Damaged Chernobyl reactor covered 33 years after nuclear disaster
VIDEO: Bechtel says damaged reactor has been covered 33 years after tragedy struck Ukraine's 'ghost' town of Pripyat
The New Safe Confinement arch that was built to restrict radioactive emissions from the Chernobyl Nuclear Power Plant – located near the now-abandoned town of Pripyat, in northern Ukraine, where a historic, ghastly nuclear accident occurred on 25-26 April, 1986 – has been completely placed over the plant’s damaged reactor, American engineering, construction, and project management company Bechtel said.
Reactor No 4 of Chernobyl Nuclear Power Plant melted down in 1986, following which a concrete covering was “hastily built” over the structure. It later developed cracks and “became unstable”, which led to the development of the $1.3bn arch.
The arch weighs 36,287 tonnes, and comprises 80 elements held together with 600,000 bolts. The structure is 105m tall, 164.6m long, and spans 256m.
The Reston, Virginia-headquartered Bechtel led the consortium that designed the arch that was first lifted onto the reactor in 2016.
In the years since, various crews have “added walls to both ends of the arch and installed equipment to allow future dismantling of the damaged building and reactor with remote-operated cranes and tools”, Bechtel said in a statement.
Touted by the firm as the largest movable land structure built in the world, Bechtel said the arch can cover “several Statues of Liberty”. Bechtel worked with State Specialised Enterprise – Chernobyl Nuclear Power Plant on the project, with French consortium Novarka building the arch, and European Bank for Reconstruction and Development financing the Chernobyl arch, alongside 40 donor nations.

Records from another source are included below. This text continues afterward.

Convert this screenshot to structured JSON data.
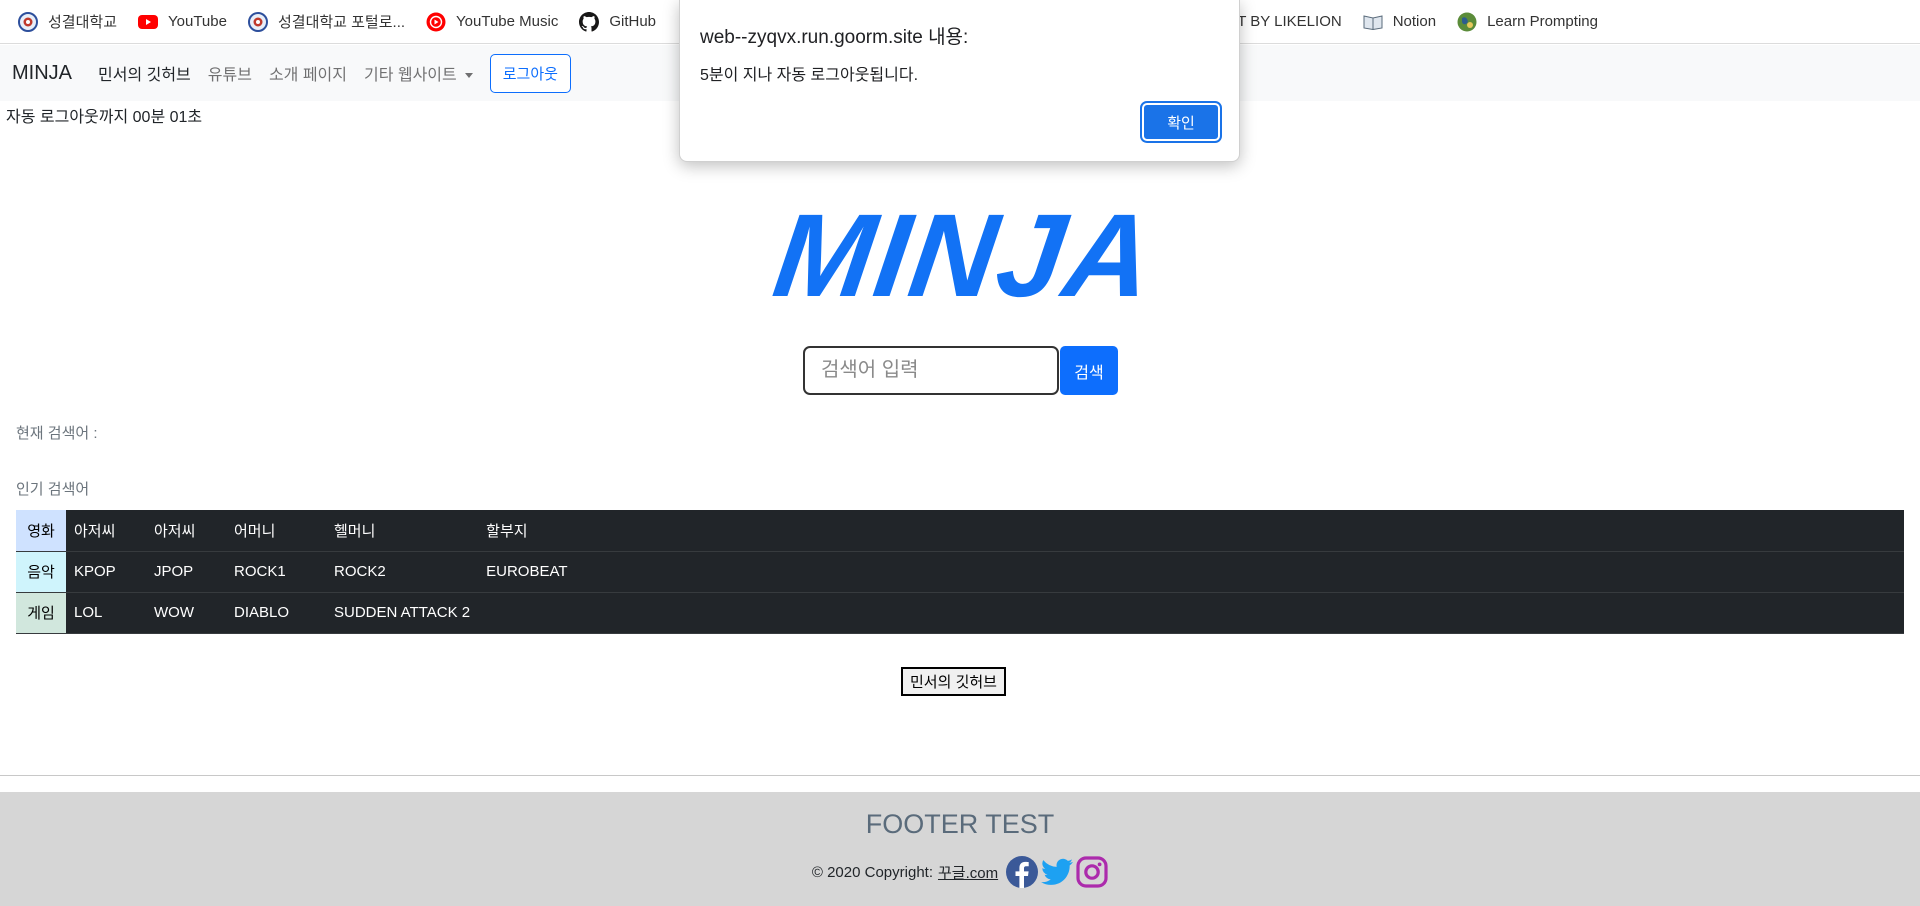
{
  "bookmarks": [
    {
      "label": "성결대학교",
      "icon": "university-seal-icon"
    },
    {
      "label": "YouTube",
      "icon": "youtube-icon"
    },
    {
      "label": "성결대학교 포털로...",
      "icon": "university-seal-icon"
    },
    {
      "label": "YouTube Music",
      "icon": "youtube-music-icon"
    },
    {
      "label": "GitHub",
      "icon": "github-icon"
    },
    {
      "label": "IT BY LIKELION",
      "icon": ""
    },
    {
      "label": "Notion",
      "icon": "book-icon"
    },
    {
      "label": "Learn Prompting",
      "icon": "globe-icon"
    }
  ],
  "navbar": {
    "brand": "MINJA",
    "links": [
      "민서의 깃허브",
      "유튜브",
      "소개 페이지",
      "기타 웹사이트"
    ],
    "logout": "로그아웃"
  },
  "countdown": "자동 로그아웃까지 00분 01초",
  "logo": "MINJA",
  "search": {
    "placeholder": "검색어 입력",
    "button": "검색"
  },
  "current_search_label": "현재 검색어 :",
  "popular_label": "인기 검색어",
  "table": {
    "rows": [
      {
        "header": "영화",
        "cells": [
          "아저씨",
          "아저씨",
          "어머니",
          "헬머니",
          "할부지"
        ]
      },
      {
        "header": "음악",
        "cells": [
          "KPOP",
          "JPOP",
          "ROCK1",
          "ROCK2",
          "EUROBEAT"
        ]
      },
      {
        "header": "게임",
        "cells": [
          "LOL",
          "WOW",
          "DIABLO",
          "SUDDEN ATTACK 2",
          ""
        ]
      }
    ]
  },
  "github_button": "민서의 깃허브",
  "footer": {
    "title": "FOOTER TEST",
    "copyright": "© 2020 Copyright:",
    "link": "꾸글.com",
    "social": [
      "facebook-icon",
      "twitter-icon",
      "instagram-icon"
    ]
  },
  "dialog": {
    "title": "web--zyqvx.run.goorm.site 내용:",
    "message": "5분이 지나 자동 로그아웃됩니다.",
    "ok": "확인"
  },
  "colors": {
    "primary": "#0d6efd",
    "logo": "#1272f5",
    "table_dark": "#212529",
    "footer_bg": "#d6d6d6",
    "facebook": "#3b5998",
    "twitter": "#1da1f2",
    "instagram": "#ac2bac"
  }
}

Commenting on the project, Bechtel’s project manager for the Chernobyl site, Oscar McNeil, said: “With construction and testing complete, we will soon turn over the facility and all systems to the plant operators.
“It’s an accomplishment that required international cooperation and ingenuity to overcome the challenges presented by radiation and the environment around the plant, not the mention the Ukrainian winters.”
Progress on Chernobyl came a month after Bechtel reached a milestone on Units 3 and 4 of Plant Vogtle in Georgia – the only nuclear plant under construction in the US as of March 2019 – which will be the country’s largest generator of carbon-free electricity when it is complete.
Plant Vogtle’s dome – which has a diameter of 39.6m – was lifted into place during a 90-minute operation. The ceremony was attended by US Secretary of Energy, Rick Perry, and Governor of Georgia, Brian Kemp, among other dignitaries.